The sequences for this execise are from the Chinese sequencing company Novogene. The sequenceing was performed on the Illumina NovaSeq platform.
Download Data
Create a directory for the exercise and a sub-directory named raw_seqs for the sequences. Download the sequences, primer sequences and sample data with the following code:
#Make directories
cd
mkdir novogene_exercise
cd novogene_exercise
mkdir raw_seqs
# Download raw sequences
cd raw_seqs
wget https://github.com/jfq3/data_sets/raw/refs/heads/master/novogene_sampled/sampled_reads.tar.gz
tar xzf sampled_reads.tar.gz
# Download primers:
cd ../
wget https://github.com/jfq3/data_sets/raw/refs/heads/master/novogene_sampled/Novogene%20primers
# Download sample data:
wget https://github.com/jfq3/data_sets/raw/refs/heads/master/novogene_sampled/sample_data.txt
Examine the Reads
Are these paired reads? If paired, are they interleaved or are forward and reverse reads in separate files?
Do they require binning by sample?
How long are the reads?
Align the primers with the reads. Where do the primers hit? At the very ends of the reads, or is there some padding prior to the primer sequence? How long are the primers?
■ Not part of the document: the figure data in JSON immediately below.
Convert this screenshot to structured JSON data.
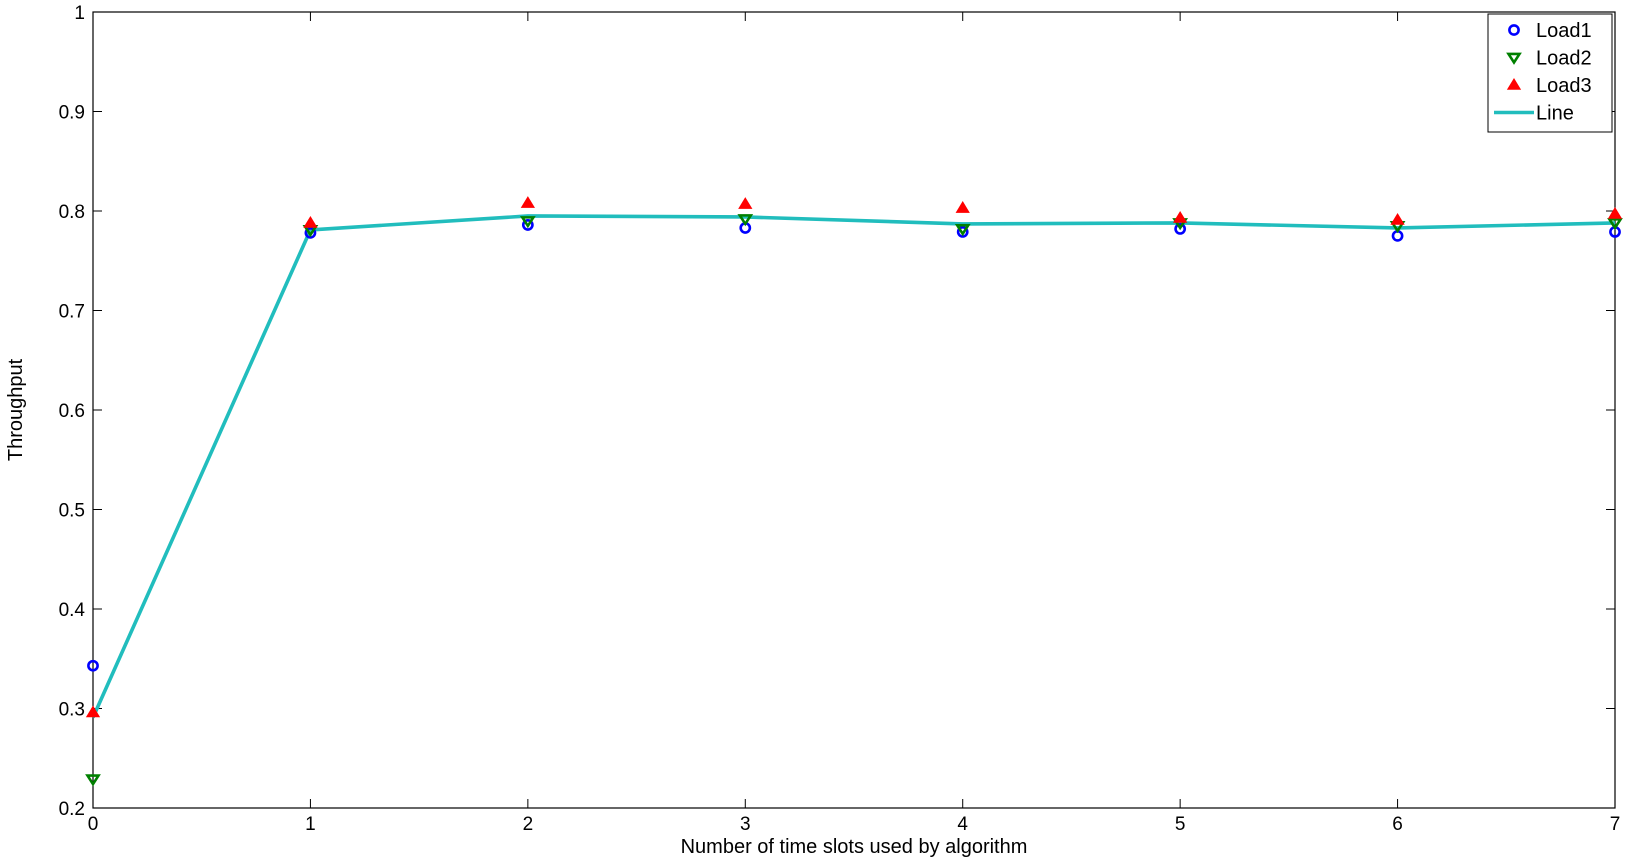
{
  "chart_data": {
    "type": "scatter",
    "title": "",
    "xlabel": "Number of time slots used by algorithm",
    "ylabel": "Throughput",
    "xlim": [
      0,
      7
    ],
    "ylim": [
      0.2,
      1
    ],
    "xticks": [
      "0",
      "1",
      "2",
      "3",
      "4",
      "5",
      "6",
      "7"
    ],
    "yticks": [
      "0.2",
      "0.3",
      "0.4",
      "0.5",
      "0.6",
      "0.7",
      "0.8",
      "0.9",
      "1"
    ],
    "grid": false,
    "legend_position": "top-right",
    "x": [
      0,
      1,
      2,
      3,
      4,
      5,
      6,
      7
    ],
    "series": [
      {
        "name": "Load1",
        "type": "scatter",
        "marker": "circle",
        "color": "#0000ff",
        "values": [
          0.343,
          0.778,
          0.786,
          0.783,
          0.779,
          0.782,
          0.775,
          0.779
        ]
      },
      {
        "name": "Load2",
        "type": "scatter",
        "marker": "triangle-down",
        "color": "#008000",
        "values": [
          0.229,
          0.781,
          0.79,
          0.792,
          0.782,
          0.788,
          0.785,
          0.788
        ]
      },
      {
        "name": "Load3",
        "type": "scatter",
        "marker": "triangle-up",
        "color": "#ff0000",
        "values": [
          0.296,
          0.788,
          0.808,
          0.807,
          0.803,
          0.793,
          0.791,
          0.797
        ]
      },
      {
        "name": "Line",
        "type": "line",
        "color": "#21bdbd",
        "values": [
          0.291,
          0.781,
          0.795,
          0.794,
          0.787,
          0.788,
          0.783,
          0.788
        ]
      }
    ]
  }
}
How long is the target region?
Assuming an overlap lenght of 12 bp for merging, what is the maximum length of merged reads?
Check Read Quality
Run fastqc and multiqc. Are there any samples that shold be removed for poor quality or too few reads?
Are there warnings about the presence of Illumina adapters? If so, they shold be removed before proceeding.
Process the Reads
Decide on a processing strategy and process with QIIME 2.
What is the overall read retention?
What is the length distribution of the representative sequences?